Enhancing Transportation Safety through AI-Driven Crime Prediction in Urban Environments
Topics:
Keywords: GIS, Transportation, Crime Prediction, Spatial Statistics, ST-Cokriging, Machine learning and AI
Abstract Type: Paper Abstract
Authors:
Bo Yang San Jose State University
Abstract
This proposal introduces a novel AI-based crime prediction model (ST-Cokriging) focused on urban transportation nodes, such as transit stations, where criminal activities are notably concentrated. The project aims to develop a Python-powered machine learning algorithm that utilizes a multi-level geo-statistical model. This model will integrate diverse data sources, including historical crime records, transportation networks, and hub locations, to accurately forecast criminal activities within and around transportation systems. Our method uniquely combines multiple input variables, a step beyond traditional models that typically rely on either historical crime data or transportation land use data alone.

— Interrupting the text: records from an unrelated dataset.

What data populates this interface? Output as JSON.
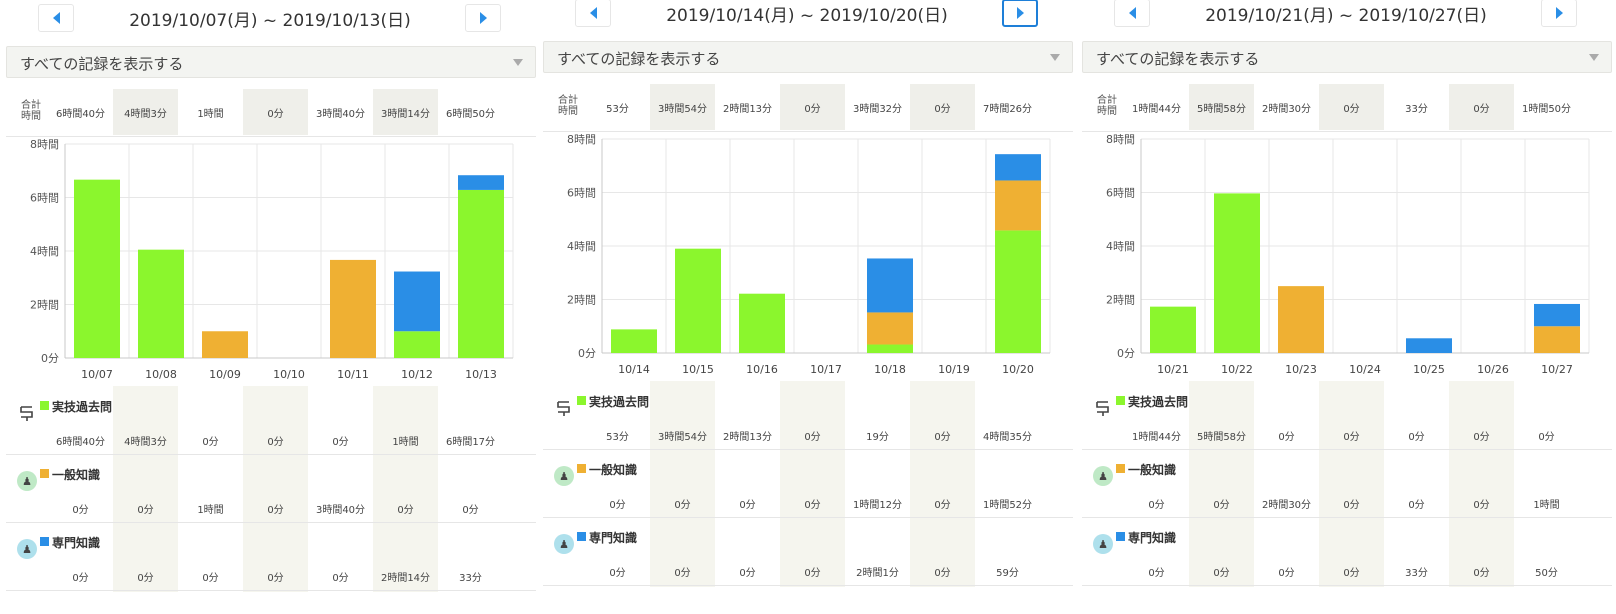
{
  "colors": {
    "practice": "#8bf62d",
    "general": "#efb033",
    "special": "#2a8ee6"
  },
  "filter_label": "すべての記録を表示する",
  "totals_label": "合計時間",
  "categories": [
    {
      "name": "実技過去問",
      "icon": "practice-icon"
    },
    {
      "name": "一般知識",
      "icon": "general-knowledge-icon"
    },
    {
      "name": "専門知識",
      "icon": "special-knowledge-icon"
    }
  ],
  "panels": [
    {
      "range": "2019/10/07(月) ~ 2019/10/13(日)",
      "totals": [
        "6時間40分",
        "4時間3分",
        "1時間",
        "0分",
        "3時間40分",
        "3時間14分",
        "6時間50分"
      ],
      "rows": [
        [
          "6時間40分",
          "4時間3分",
          "0分",
          "0分",
          "0分",
          "1時間",
          "6時間17分"
        ],
        [
          "0分",
          "0分",
          "1時間",
          "0分",
          "3時間40分",
          "0分",
          "0分"
        ],
        [
          "0分",
          "0分",
          "0分",
          "0分",
          "0分",
          "2時間14分",
          "33分"
        ]
      ]
    },
    {
      "range": "2019/10/14(月) ~ 2019/10/20(日)",
      "totals": [
        "53分",
        "3時間54分",
        "2時間13分",
        "0分",
        "3時間32分",
        "0分",
        "7時間26分"
      ],
      "rows": [
        [
          "53分",
          "3時間54分",
          "2時間13分",
          "0分",
          "19分",
          "0分",
          "4時間35分"
        ],
        [
          "0分",
          "0分",
          "0分",
          "0分",
          "1時間12分",
          "0分",
          "1時間52分"
        ],
        [
          "0分",
          "0分",
          "0分",
          "0分",
          "2時間1分",
          "0分",
          "59分"
        ]
      ]
    },
    {
      "range": "2019/10/21(月) ~ 2019/10/27(日)",
      "totals": [
        "1時間44分",
        "5時間58分",
        "2時間30分",
        "0分",
        "33分",
        "0分",
        "1時間50分"
      ],
      "rows": [
        [
          "1時間44分",
          "5時間58分",
          "0分",
          "0分",
          "0分",
          "0分",
          "0分"
        ],
        [
          "0分",
          "0分",
          "2時間30分",
          "0分",
          "0分",
          "0分",
          "1時間"
        ],
        [
          "0分",
          "0分",
          "0分",
          "0分",
          "33分",
          "0分",
          "50分"
        ]
      ]
    }
  ],
  "chart_data": [
    {
      "type": "bar",
      "stacked": true,
      "categories": [
        "10/07",
        "10/08",
        "10/09",
        "10/10",
        "10/11",
        "10/12",
        "10/13"
      ],
      "y_ticks": [
        "0分",
        "2時間",
        "4時間",
        "6時間",
        "8時間"
      ],
      "ylim": [
        0,
        8
      ],
      "series": [
        {
          "name": "実技過去問",
          "values": [
            6.667,
            4.05,
            0,
            0,
            0,
            1.0,
            6.283
          ]
        },
        {
          "name": "一般知識",
          "values": [
            0,
            0,
            1.0,
            0,
            3.667,
            0,
            0
          ]
        },
        {
          "name": "専門知識",
          "values": [
            0,
            0,
            0,
            0,
            0,
            2.233,
            0.55
          ]
        }
      ]
    },
    {
      "type": "bar",
      "stacked": true,
      "categories": [
        "10/14",
        "10/15",
        "10/16",
        "10/17",
        "10/18",
        "10/19",
        "10/20"
      ],
      "y_ticks": [
        "0分",
        "2時間",
        "4時間",
        "6時間",
        "8時間"
      ],
      "ylim": [
        0,
        8
      ],
      "series": [
        {
          "name": "実技過去問",
          "values": [
            0.883,
            3.9,
            2.217,
            0,
            0.317,
            0,
            4.583
          ]
        },
        {
          "name": "一般知識",
          "values": [
            0,
            0,
            0,
            0,
            1.2,
            0,
            1.867
          ]
        },
        {
          "name": "専門知識",
          "values": [
            0,
            0,
            0,
            0,
            2.017,
            0,
            0.983
          ]
        }
      ]
    },
    {
      "type": "bar",
      "stacked": true,
      "categories": [
        "10/21",
        "10/22",
        "10/23",
        "10/24",
        "10/25",
        "10/26",
        "10/27"
      ],
      "y_ticks": [
        "0分",
        "2時間",
        "4時間",
        "6時間",
        "8時間"
      ],
      "ylim": [
        0,
        8
      ],
      "series": [
        {
          "name": "実技過去問",
          "values": [
            1.733,
            5.967,
            0,
            0,
            0,
            0,
            0
          ]
        },
        {
          "name": "一般知識",
          "values": [
            0,
            0,
            2.5,
            0,
            0,
            0,
            1.0
          ]
        },
        {
          "name": "専門知識",
          "values": [
            0,
            0,
            0,
            0,
            0.55,
            0,
            0.833
          ]
        }
      ]
    }
  ]
}
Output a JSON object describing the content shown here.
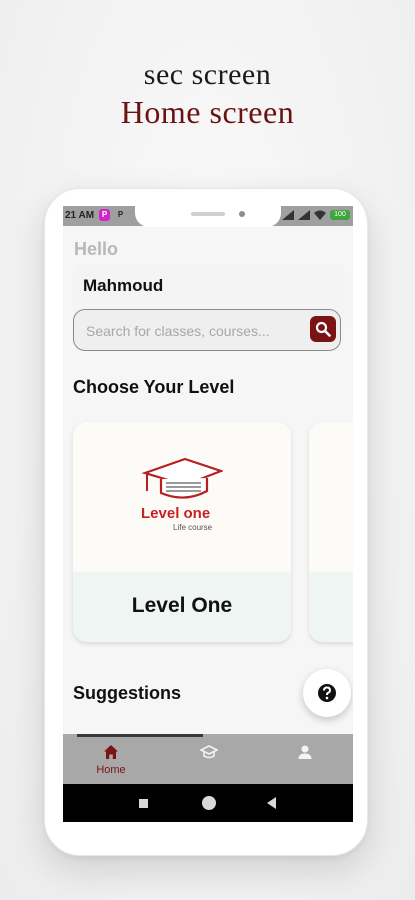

The research holds significant potential to transform public policy, guide law enforcement strategies, and optimize resource allocation. By analyzing the complex interplay between crime trends, transportation infrastructure, and safety measures, we intend to equip law enforcement agencies with data-driven strategies to improve public safety. The algorithm will explore multi-source crime data, merging historical crime patterns with the geolocations of transportation hubs. This approach is particularly suited for complex urban areas like the Bay Area and focuses on transportation-related crimes, including thefts, assaults, and robberies. Utilizing a detailed crime kernel density map, the study promises to provide a comprehensive understanding of crime dynamics over time.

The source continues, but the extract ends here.